Les premières émotions

Axel Cochery

Mais les débuts sont amers, avec une défaite et des signaux inquiétants visibles contre le Portugal. “C’était dur, mais on a réussi à dormir et à remonter la pente ensuite. C’était compliqué pour toute l’équipe” admet Axel Cochery. Les trois ont pu voir que l’équipe vivait – aussi – quelque chose de nouveau : “Même aux compétitions précédentes, aucun n’avait vécu ça” précise justement Tom Poyet.

Puis vient la libération avec une victoire nette, et le premier match où les trois joueurs inscrivent ensemble un but. Une première tout court pour Axel Cochery et Robin Dupont-Marion, mais pas pour Tom Poyet qui avait déjà trouvé le filet la veille. Le pivot de Nîmes qui a vécu “une émotion spéciale, de se dire que ça y est, tu es dans le bain et ça redevient un match habituel.” “Surtout on se sent libérés !” remarque Axel Cochery.

Dans le même bateau

Tom Poyet aidant Gaël Tribillon

Quant à savoir ce qui les marque le plus depuis leur envol en Slovénie : “Je pense que c’est l’état du groupe, pour Tom Poyet. L’état d’esprit est super, on a su se relever avec la bonne manière après la défaite.” Un état d’esprit unique, tourné vers un but précis. Ce qu’a ressenti Robin Dupont-Marion : “On est tous ensemble, on est tous en équipe et on sent tous la même chose. C’est tout le monde n’est pas bien, ou tout le monde est bien. Ce qui me marque aussi, c’est qu’on est tous à se pousser vers le haut.” Des joueurs qui ne cessent de communiquer, après les matches, entre deux portes ou durant les courtes séances d’entraînement.
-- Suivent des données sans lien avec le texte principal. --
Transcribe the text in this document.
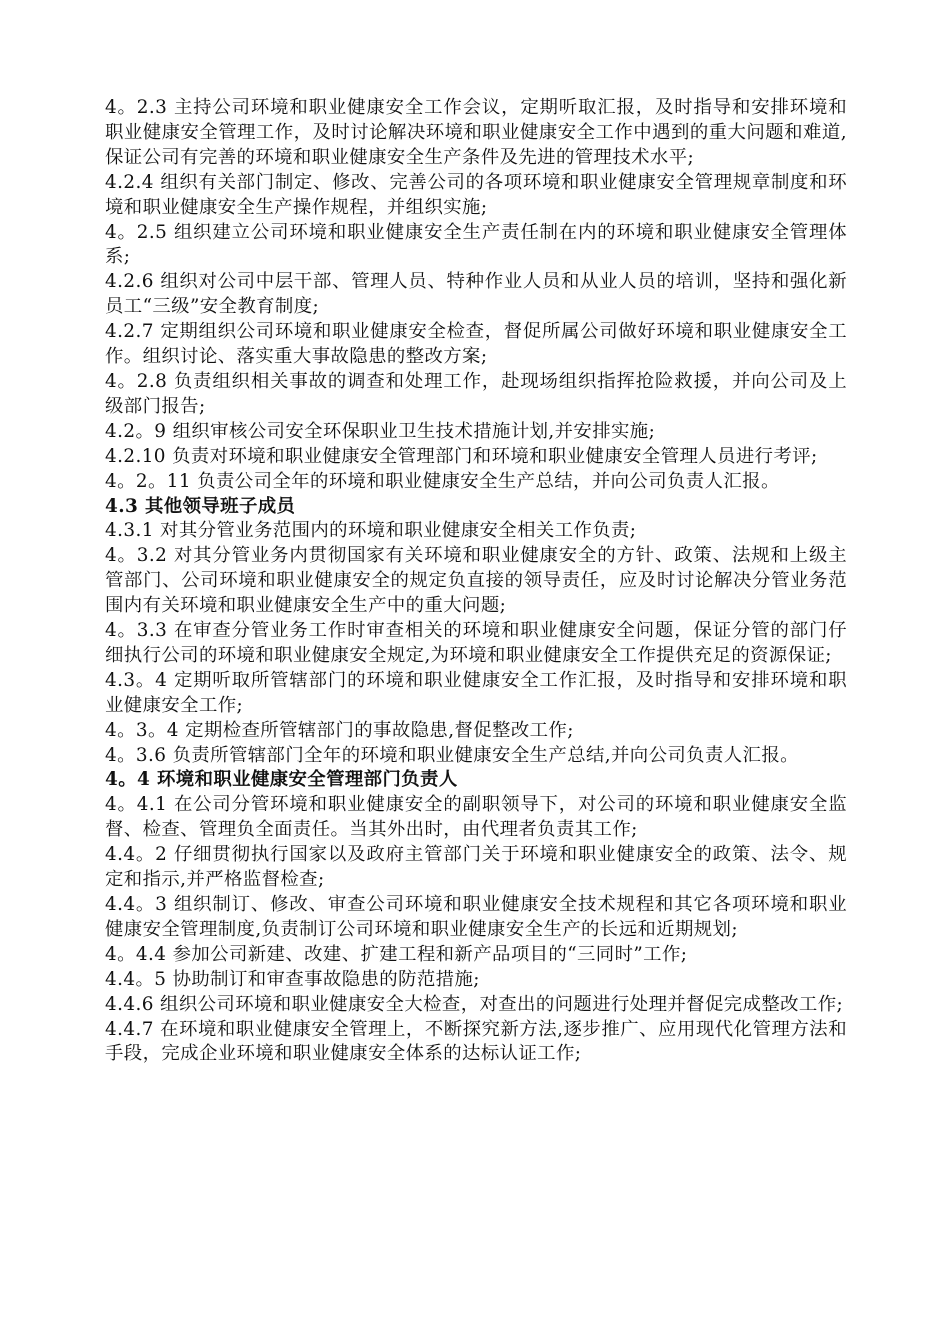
4。2.3 主持公司环境和职业健康安全工作会议，定期听取汇报，及时指导和安排环境和职业健康安全管理工作，及时讨论解决环境和职业健康安全工作中遇到的重大问题和难道,保证公司有完善的环境和职业健康安全生产条件及先进的管理技术水平;

4.2.4 组织有关部门制定、修改、完善公司的各项环境和职业健康安全管理规章制度和环境和职业健康安全生产操作规程，并组织实施;

4。2.5 组织建立公司环境和职业健康安全生产责任制在内的环境和职业健康安全管理体系;

4.2.6 组织对公司中层干部、管理人员、特种作业人员和从业人员的培训，坚持和强化新员工“三级”安全教育制度;

4.2.7 定期组织公司环境和职业健康安全检查，督促所属公司做好环境和职业健康安全工作。组织讨论、落实重大事故隐患的整改方案;

4。2.8 负责组织相关事故的调查和处理工作，赴现场组织指挥抢险救援，并向公司及上级部门报告;

4.2。9 组织审核公司安全环保职业卫生技术措施计划,并安排实施;

4.2.10 负责对环境和职业健康安全管理部门和环境和职业健康安全管理人员进行考评;

4。2。11 负责公司全年的环境和职业健康安全生产总结，并向公司负责人汇报。

4.3 其他领导班子成员

4.3.1 对其分管业务范围内的环境和职业健康安全相关工作负责;

4。3.2 对其分管业务内贯彻国家有关环境和职业健康安全的方针、政策、法规和上级主管部门、公司环境和职业健康安全的规定负直接的领导责任，应及时讨论解决分管业务范围内有关环境和职业健康安全生产中的重大问题;

4。3.3 在审查分管业务工作时审查相关的环境和职业健康安全问题，保证分管的部门仔细执行公司的环境和职业健康安全规定,为环境和职业健康安全工作提供充足的资源保证;

4.3。4 定期听取所管辖部门的环境和职业健康安全工作汇报，及时指导和安排环境和职业健康安全工作;

4。3。4 定期检查所管辖部门的事故隐患,督促整改工作;

4。3.6 负责所管辖部门全年的环境和职业健康安全生产总结,并向公司负责人汇报。

4。4 环境和职业健康安全管理部门负责人

4。4.1 在公司分管环境和职业健康安全的副职领导下，对公司的环境和职业健康安全监督、检查、管理负全面责任。当其外出时，由代理者负责其工作;

4.4。2 仔细贯彻执行国家以及政府主管部门关于环境和职业健康安全的政策、法令、规定和指示,并严格监督检查;

4.4。3 组织制订、修改、审查公司环境和职业健康安全技术规程和其它各项环境和职业健康安全管理制度,负责制订公司环境和职业健康安全生产的长远和近期规划;

4。4.4 参加公司新建、改建、扩建工程和新产品项目的“三同时”工作;

4.4。5 协助制订和审查事故隐患的防范措施;

4.4.6 组织公司环境和职业健康安全大检查，对查出的问题进行处理并督促完成整改工作;

4.4.7 在环境和职业健康安全管理上，不断探究新方法,逐步推广、应用现代化管理方法和手段，完成企业环境和职业健康安全体系的达标认证工作;
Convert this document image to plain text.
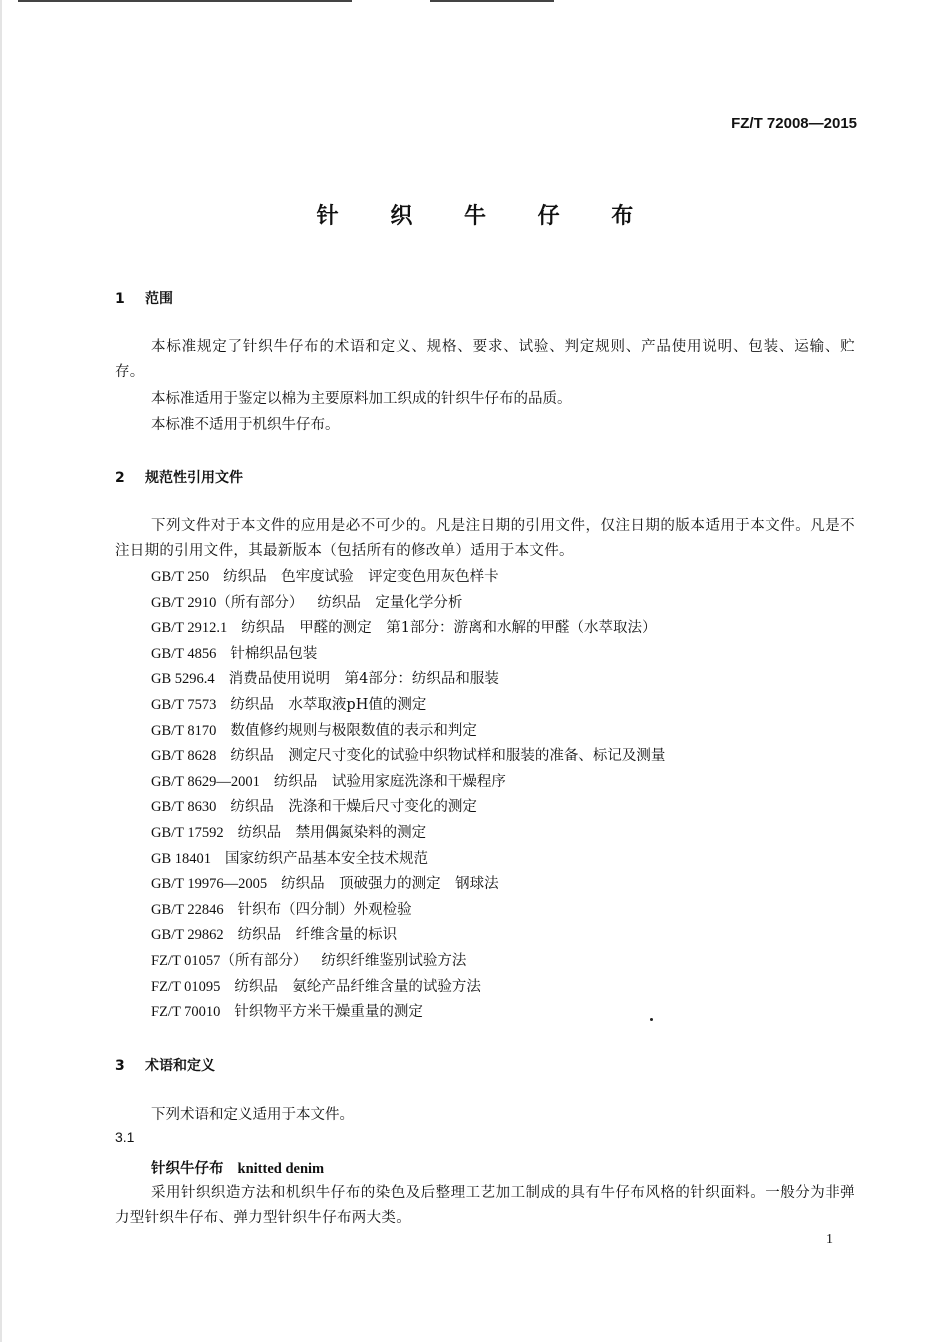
FZ/T 72008—2015
针 织 牛 仔 布
1 范围
本标准规定了针织牛仔布的术语和定义、规格、要求、试验、判定规则、产品使用说明、包装、运输、贮存。
本标准适用于鉴定以棉为主要原料加工织成的针织牛仔布的品质。
本标准不适用于机织牛仔布。
2 规范性引用文件
下列文件对于本文件的应用是必不可少的。凡是注日期的引用文件，仅注日期的版本适用于本文件。凡是不注日期的引用文件，其最新版本（包括所有的修改单）适用于本文件。
GB/T 250 纺织品　色牢度试验　评定变色用灰色样卡
GB/T 2910（所有部分） 纺织品　定量化学分析
GB/T 2912.1 纺织品　甲醛的测定　第1部分：游离和水解的甲醛（水萃取法）
GB/T 4856 针棉织品包装
GB 5296.4 消费品使用说明　第4部分：纺织品和服装
GB/T 7573 纺织品　水萃取液pH值的测定
GB/T 8170 数值修约规则与极限数值的表示和判定
GB/T 8628 纺织品　测定尺寸变化的试验中织物试样和服装的准备、标记及测量
GB/T 8629—2001 纺织品　试验用家庭洗涤和干燥程序
GB/T 8630 纺织品　洗涤和干燥后尺寸变化的测定
GB/T 17592 纺织品　禁用偶氮染料的测定
GB 18401 国家纺织产品基本安全技术规范
GB/T 19976—2005 纺织品　顶破强力的测定　钢球法
GB/T 22846 针织布（四分制）外观检验
GB/T 29862 纺织品　纤维含量的标识
FZ/T 01057（所有部分） 纺织纤维鉴别试验方法
FZ/T 01095 纺织品　氨纶产品纤维含量的试验方法
FZ/T 70010 针织物平方米干燥重量的测定
3 术语和定义
下列术语和定义适用于本文件。
3.1
针织牛仔布 knitted denim
采用针织织造方法和机织牛仔布的染色及后整理工艺加工制成的具有牛仔布风格的针织面料。一般分为非弹力型针织牛仔布、弹力型针织牛仔布两大类。
1
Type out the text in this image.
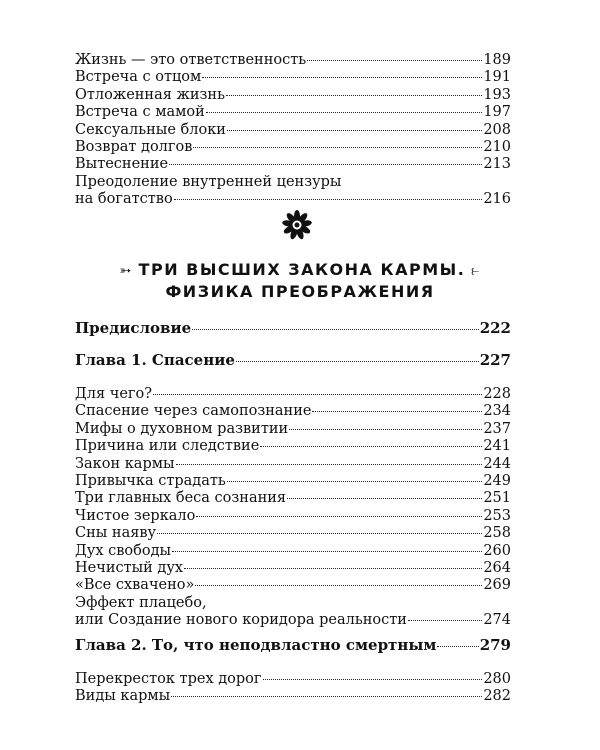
Жизнь — это ответственность	189
Встреча с отцом	191
Отложенная жизнь	193
Встреча с мамой	197
Сексуальные блоки	208
Возврат долгов	210
Вытеснение	213
Преодоление внутренней цензуры
на богатство	216
➳ ТРИ ВЫСШИХ ЗАКОНА КАРМЫ. ⥼
ФИЗИКА ПРЕОБРАЖЕНИЯ
Предисловие	222
Глава 1. Спасение	227
Для чего?	228
Спасение через самопознание	234
Мифы о духовном развитии	237
Причина или следствие	241
Закон кармы	244
Привычка страдать	249
Три главных беса сознания	251
Чистое зеркало	253
Сны наяву	258
Дух свободы	260
Нечистый дух	264
«Все схвачено»	269
Эффект плацебо,
или Создание нового коридора реальности	274
Глава 2. То, что неподвластно смертным	279
Перекресток трех дорог	280
Виды кармы	282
Car les bleuets ne sont pas venus pour vivre une mauvaise histoire. Les trois joueurs aimeraient vivre ce que cette génération a connu en Croatie ou en Géorgie. Pourquoi pas face à la Slovénie, hôte du tournoi qui bénéficie d’une ferveur peu commune et remplit des salles habituellement vides. “Pleine de slovènes ou de n’importe quoi, si on est en demi ça me va !” en rigole Robin Dupont-Marion. Toutefois, si pour Axel Cochery “une demi-finale ça serait grand“, pour le pivot Tom Poyet “on est là pour ça.” Demain face au Danemark, ils auront ce rêve entre les mains.

Présentation

Axel Cochery
– Arrière Gauche, joue à Ivry

As-tu demandé des conseils à ta famille [Il est le fils de Nicolas Cochery et le neveu de Carole Démocrite, tous deux anciens internationaux] avant la compétition ?
[Rires] Non, pas de conseils ! Ils m’ont encouragé à vivre mon histoire.

Robin Dupont-Marion
– Ailier droit, joue à Cesson

As-tu de la pression avec l’absence de Benjamin Richert ?
J’ai toujours été remplaçant derrière eux et je me suis toujours dit qu’il fallait pas que je lâche pour être prêt si jamais je devais être appelé. Après Benjamin [Richert] s’est blessé et ça fait… pour lui car on s’entend bien tout comme avec Edouard [Kempf]. Mais on n’a pas de pression particulière à avoir, Benjamin et Edouard ont été MVP, peut être qu’un jour ce sera moi [rire].

Tom Poyet
– Pivot, joue à Nîmes

Tu es passé en un an de la N2 à presque titulaire en équipe de France, la progression a-t-elle été difficile par moments ?
Je ne sais pas quoi dire. Je calcule pas vraiment, une fois sur le terrain il n’y a plus de calculs ou de niveau. On suit le groupe. Mais on ne peut que bien le vivre, c’est que des bonnes choses.